Reconciling these views is the idea that sources of text, like books or websites, are technically part of our environment, and our action space isn't just ingesting and repeating the content in sequential order.

We have much less control when it comes to the part of us that regulates surprise. Next token prediction is the natural mechanism we should use for components of AI systems dealing with novelty and memory. This... does leave reward as possibly the only signal for inducing behavior, but at scale I would imagine that imitation of past experiences, as just one of multiple general strategies for achieving the agent's desired outcomes, does emerge naturally.

Architecturally, I would imagine a policy (with not-much context) querying some kind of "memory model", a compressed representation of the past contained entirely within the parameters of a neural network trained via next token prediction. This seems especially plausible since I'd argue that our own long term memory seems to work similarly to large models trained via supervised learning.

IMO, model training should in general look a lot more like the way we raise humans. If you want an agent to know facts from the internet, just make the internet a part of its environment, and encourage it to use it. This encouragement probably doesn't take the form of specifically making internet usage or whatever part of its reward function, but instead rewarding general "novelty", or perhaps putting the agent in a situation where it wants to follow someone's instructions for some reason, and have that person motivate it to learn from the internet, idk.

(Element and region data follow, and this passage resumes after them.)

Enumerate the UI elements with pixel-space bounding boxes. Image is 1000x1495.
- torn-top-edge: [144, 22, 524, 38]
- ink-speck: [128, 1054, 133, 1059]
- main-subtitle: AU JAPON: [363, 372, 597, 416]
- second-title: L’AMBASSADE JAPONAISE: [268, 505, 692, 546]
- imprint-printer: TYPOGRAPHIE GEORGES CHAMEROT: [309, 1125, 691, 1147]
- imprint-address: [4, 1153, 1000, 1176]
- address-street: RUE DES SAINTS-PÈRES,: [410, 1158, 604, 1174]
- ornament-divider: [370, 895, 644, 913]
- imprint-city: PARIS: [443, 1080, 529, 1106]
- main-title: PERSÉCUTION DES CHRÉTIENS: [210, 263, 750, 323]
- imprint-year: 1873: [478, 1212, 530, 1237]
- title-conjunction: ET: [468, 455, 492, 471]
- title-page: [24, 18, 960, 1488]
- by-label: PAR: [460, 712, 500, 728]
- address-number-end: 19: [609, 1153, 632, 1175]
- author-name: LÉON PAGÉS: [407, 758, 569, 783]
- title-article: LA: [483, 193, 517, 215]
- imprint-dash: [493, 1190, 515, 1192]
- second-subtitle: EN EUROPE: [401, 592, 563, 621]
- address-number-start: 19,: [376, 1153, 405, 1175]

In humans we call those motivations "curiosity" and "love", and I'm a bit too tired at the moment to come up with any other motivations placed high up on Maslow's hierarchy, so whatever... (uh, presumably, we'd only want our superintelligence or whatever to be motivated by things above the bottom two levels... screw Asimov's dumb laws, around here we ensure safety by just designing reward functions really carefully. or maybe that's just the same thing, actually.)